Updated at 12:59 p.m.
New Hampshire Attorney General John M. Formella on Tuesday charged the Nationalist Socialist Club and two of its leaders with violating the state’s Civil Rights Act and conspiring to violate the New Hampshire Civil Rights Act. The group is also known by the acronym NSC-131, with 131 being the alphanumeric code for "ACA," Anti-Communist Action and Anti-Capitalist Action.
Formella joined with Portsmouth Police Chief Mark Newport to announce the initiation of what they described as an “enforcement action.”
Named in the complaint is Christopher Hood, whose last known address was Pepperell, Massachusetts, and Leo Anthony Cullinan of Manchester, New Hampshire. Hood founded NSC-131 New England and is regional organizer of the virulently racist "White Lives Matter" national movement. Cullinan is the regional leader for New Hampshire and recruiter for NSC-131 New England.
The civil rights complaints against them and the organization stem from an incident on July 30, 2022, where Hood and other members of NSC-131 are alleged to have hung a "Keep New England white" banner from an overpass overlooking U.S. Route 1 in Portsmouth, New Hampshire, without permission. Under state law, certain unlawful acts motivated by race are considered violations of the Civil Rights Act.
"So hanging that banner without permission was a trespass,” said Formella. “What was written on the banner makes it pretty clear that that trespass was motivated by race. And so that was a violation of our Civil Rights Act.”
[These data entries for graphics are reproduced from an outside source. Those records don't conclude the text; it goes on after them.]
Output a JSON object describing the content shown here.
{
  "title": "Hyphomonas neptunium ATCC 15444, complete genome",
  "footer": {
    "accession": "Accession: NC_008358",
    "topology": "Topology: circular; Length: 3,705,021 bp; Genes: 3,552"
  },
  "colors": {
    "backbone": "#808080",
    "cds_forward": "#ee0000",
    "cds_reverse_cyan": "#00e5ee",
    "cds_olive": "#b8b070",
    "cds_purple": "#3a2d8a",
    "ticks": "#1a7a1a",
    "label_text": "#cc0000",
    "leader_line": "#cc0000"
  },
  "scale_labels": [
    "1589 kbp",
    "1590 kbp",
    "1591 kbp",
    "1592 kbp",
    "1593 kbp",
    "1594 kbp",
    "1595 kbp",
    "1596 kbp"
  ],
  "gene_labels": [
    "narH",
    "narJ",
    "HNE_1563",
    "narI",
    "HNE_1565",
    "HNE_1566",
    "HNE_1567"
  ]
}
The civil complaint alleges that at least 10 members of the group from New Hampshire, Massachusetts and other New England states took part in the Civil Rights Act violation, and therefore the Nationalist Socialist Club “as an unincorporated association” can be liable for violating the Civil Rights Act. An unincorporated association, under the law, essentially means that the group operated as a team or, in the case of NSC-131, as a criminal gang, according to the New Hampshire Civil Rights DIvision of the Attorney General's Office. U.S. Attorney for Massachusetts Rachael Rollins in past comments about the group has advanced a similar legal argument.
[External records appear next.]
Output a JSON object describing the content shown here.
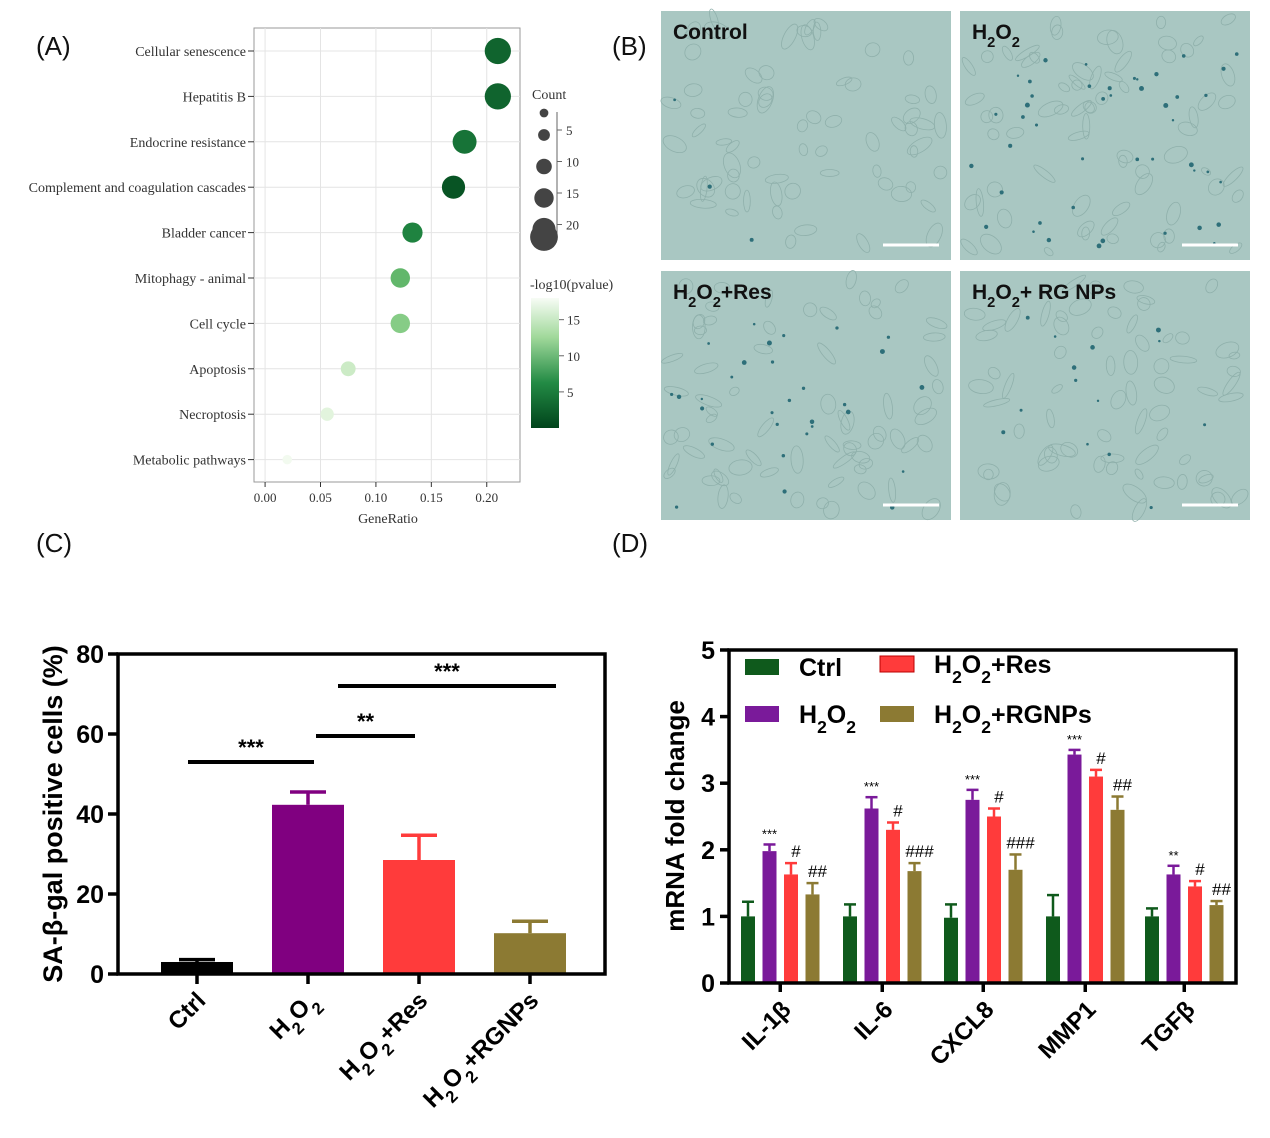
{
  "panels": {
    "A": {
      "letter": "(A)"
    },
    "B": {
      "letter": "(B)"
    },
    "C": {
      "letter": "(C)"
    },
    "D": {
      "letter": "(D)"
    }
  },
  "micrographs": [
    {
      "label": "Control",
      "name": "control"
    },
    {
      "label": "H2O2",
      "name": "h2o2"
    },
    {
      "label": "H2O2+Res",
      "name": "h2o2-res"
    },
    {
      "label": "H2O2+ RG NPs",
      "name": "h2o2-rgnps"
    }
  ],
  "micrograph_colors": {
    "background": "#a9c7c2",
    "stain": "#2e6f79",
    "cell": "#8fb0ab"
  },
  "chart_data": [
    {
      "type": "scatter",
      "panel": "A",
      "xlabel": "GeneRatio",
      "ylabel": "",
      "xlim": [
        -0.01,
        0.23
      ],
      "xticks": [
        0.0,
        0.05,
        0.1,
        0.15,
        0.2
      ],
      "xtick_labels": [
        "0.00",
        "0.05",
        "0.10",
        "0.15",
        "0.20"
      ],
      "grid": true,
      "categories": [
        "Cellular senescence",
        "Hepatitis B",
        "Endocrine resistance",
        "Complement and coagulation cascades",
        "Bladder cancer",
        "Mitophagy - animal",
        "Cell cycle",
        "Apoptosis",
        "Necroptosis",
        "Metabolic pathways"
      ],
      "gene_ratio": [
        0.21,
        0.21,
        0.18,
        0.17,
        0.133,
        0.122,
        0.122,
        0.075,
        0.056,
        0.02
      ],
      "count": [
        24,
        24,
        21,
        20,
        16,
        15,
        15,
        9,
        7,
        2
      ],
      "neg_log10_pvalue": [
        16,
        16,
        15,
        17,
        14,
        10,
        8,
        4,
        2,
        0.5
      ],
      "size_legend": {
        "title": "Count",
        "values": [
          5,
          10,
          15,
          20
        ],
        "labels": [
          "5",
          "10",
          "15",
          "20"
        ]
      },
      "color_legend": {
        "title": "-log10(pvalue)",
        "range": [
          0,
          18
        ],
        "ticks": [
          5,
          10,
          15
        ],
        "tick_labels": [
          "5",
          "10",
          "15"
        ],
        "low_color": "#f1f8ee",
        "high_color": "#00441b"
      }
    },
    {
      "type": "bar",
      "panel": "C",
      "categories": [
        "Ctrl",
        "H2O2",
        "H2O2+Res",
        "H2O2+RGNPs"
      ],
      "values": [
        3.0,
        42.3,
        28.5,
        10.2
      ],
      "errors": [
        0.6,
        3.2,
        6.2,
        3.0
      ],
      "colors": [
        "#000000",
        "#800080",
        "#ff3b3b",
        "#8c7a33"
      ],
      "ylabel": "SA-β-gal positive cells (%)",
      "xlabel": "",
      "ylim": [
        0,
        80
      ],
      "yticks": [
        0,
        20,
        40,
        60,
        80
      ],
      "ytick_labels": [
        "0",
        "20",
        "40",
        "60",
        "80"
      ],
      "significance": [
        {
          "from": 0,
          "to": 1,
          "label": "***",
          "y": 53
        },
        {
          "from": 1,
          "to": 2,
          "label": "**",
          "y": 59.5
        },
        {
          "from": 1,
          "to": 3,
          "label": "***",
          "y": 72
        }
      ]
    },
    {
      "type": "bar",
      "panel": "D",
      "categories": [
        "IL-1β",
        "IL-6",
        "CXCL8",
        "MMP1",
        "TGFβ"
      ],
      "series": [
        {
          "name": "Ctrl",
          "color": "#0f5a1c",
          "values": [
            1.0,
            1.0,
            0.98,
            1.0,
            1.0
          ],
          "errors": [
            0.22,
            0.18,
            0.2,
            0.32,
            0.12
          ],
          "marks": [
            "",
            "",
            "",
            "",
            ""
          ]
        },
        {
          "name": "H2O2",
          "color": "#7a1a9a",
          "values": [
            1.98,
            2.62,
            2.75,
            3.43,
            1.63
          ],
          "errors": [
            0.1,
            0.17,
            0.15,
            0.07,
            0.13
          ],
          "marks": [
            "***",
            "***",
            "***",
            "***",
            "**"
          ]
        },
        {
          "name": "H2O2+Res",
          "color": "#ff3b3b",
          "values": [
            1.63,
            2.3,
            2.5,
            3.1,
            1.45
          ],
          "errors": [
            0.17,
            0.11,
            0.12,
            0.1,
            0.08
          ],
          "marks": [
            "#",
            "#",
            "#",
            "#",
            "#"
          ]
        },
        {
          "name": "H2O2+RGNPs",
          "color": "#8c7a33",
          "values": [
            1.33,
            1.68,
            1.7,
            2.6,
            1.17
          ],
          "errors": [
            0.17,
            0.12,
            0.23,
            0.2,
            0.06
          ],
          "marks": [
            "##",
            "###",
            "###",
            "##",
            "##"
          ]
        }
      ],
      "ylabel": "mRNA fold change",
      "xlabel": "",
      "ylim": [
        0,
        5
      ],
      "yticks": [
        0,
        1,
        2,
        3,
        4,
        5
      ],
      "ytick_labels": [
        "0",
        "1",
        "2",
        "3",
        "4",
        "5"
      ],
      "legend": "top-left"
    }
  ]
}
NSC-131 regularly plasters racist, anti-Semitic and homophobic posters on public and private buildings and hangs banners from overpasses throughout New England, but New Hampshire is believed to be the first to take state-level legal action against the group.
“I am not aware of any other state that has taken an action like this,” said Peggy Shukur, interim executive director of the Anti-Defamation League of New England.
Shukur applauded the charges brought by New Hampshire’s top legal authority against homegrown fascists.
“We’re really pleased that the attorney general found a way to say to the community, ‘I am holding them accountable. I am aware of the harm that this group is causing to many marginalized communities. And I'm going to try to hold them accountable through the laws of our state,’” she said.
NSC-131 sees itself as organized right-wing enforcers on the ground. The Southern Poverty Law Center and the ADL likens the group to SA street thugs who targeted Jews, trade unionists, leftists and gay people in the years leading up to Adolf Hitler’s rise in 1933. The group effectively uses First Amendment protections to carry out actions on the street.
In January last year, the group rallied outside Brigham Hospital and Harvard Medical School holding a banner falsely accusing the institution and two doctors who worked there of being anti-white because of their efforts to establish equity in medical treatment and outcomes. In March they protested on the sidelines at the St. Patrick's Day Parade in South Boston, holding a banner reading "Keep Boston Irish" and wearing skeleton masks and look-alike khaki pants and shirts.
The charges against Hood and fellow neo-Nazis raises questions about First Amendment protections. But Formella, a conservative Republican who is viewed as a free speech advocate, said NSC-131’s actions are not constitutionally protected.
“What the First Amendment doesn't protect is the ability to engage in unlawful acts,” he said.
New Hampshire officials pointed out that each violation of the state’s Civil Rights Act could result in a maximum civil penalty of $5,000 and could empower the court to “restrain the defendant from committing future violations of the Civil Rights Act and other hate-motivated conduct for three years.” If that were to happen, it could effectively curtail the organization’s banner drops and other activities in New Hampshire, which the NSC-131 records and uses for maximum effect on social media to recruit and draw attention to their fascist beliefs.
Formella said the next step is to prove the complaints and allegations against the group and its leaders at an upcoming final hearing. New Hampshire’s attorney general said his office and the state police are also investigating other incidents involving the neo-Nazi organization.
Formella encouraged anyone who believes their civil rights have been violated by NSC-131 in New Hampshire to file a complaint or call 603-271-3650.
“People should understand there may be instances where there's harassment or some other act that is certainly distasteful or abhorrent or repulsive. It may not be something we can bring an action for because it may not rise to the level of a Civil Rights Act violation," he said. "But we encourage everyone who either sees this activity or feels they've been a victim of it, to report it to their local police department and report it to our civil rights unit.”
Correction: This story was updated to correct the spelling of Peggy Shukur's last name.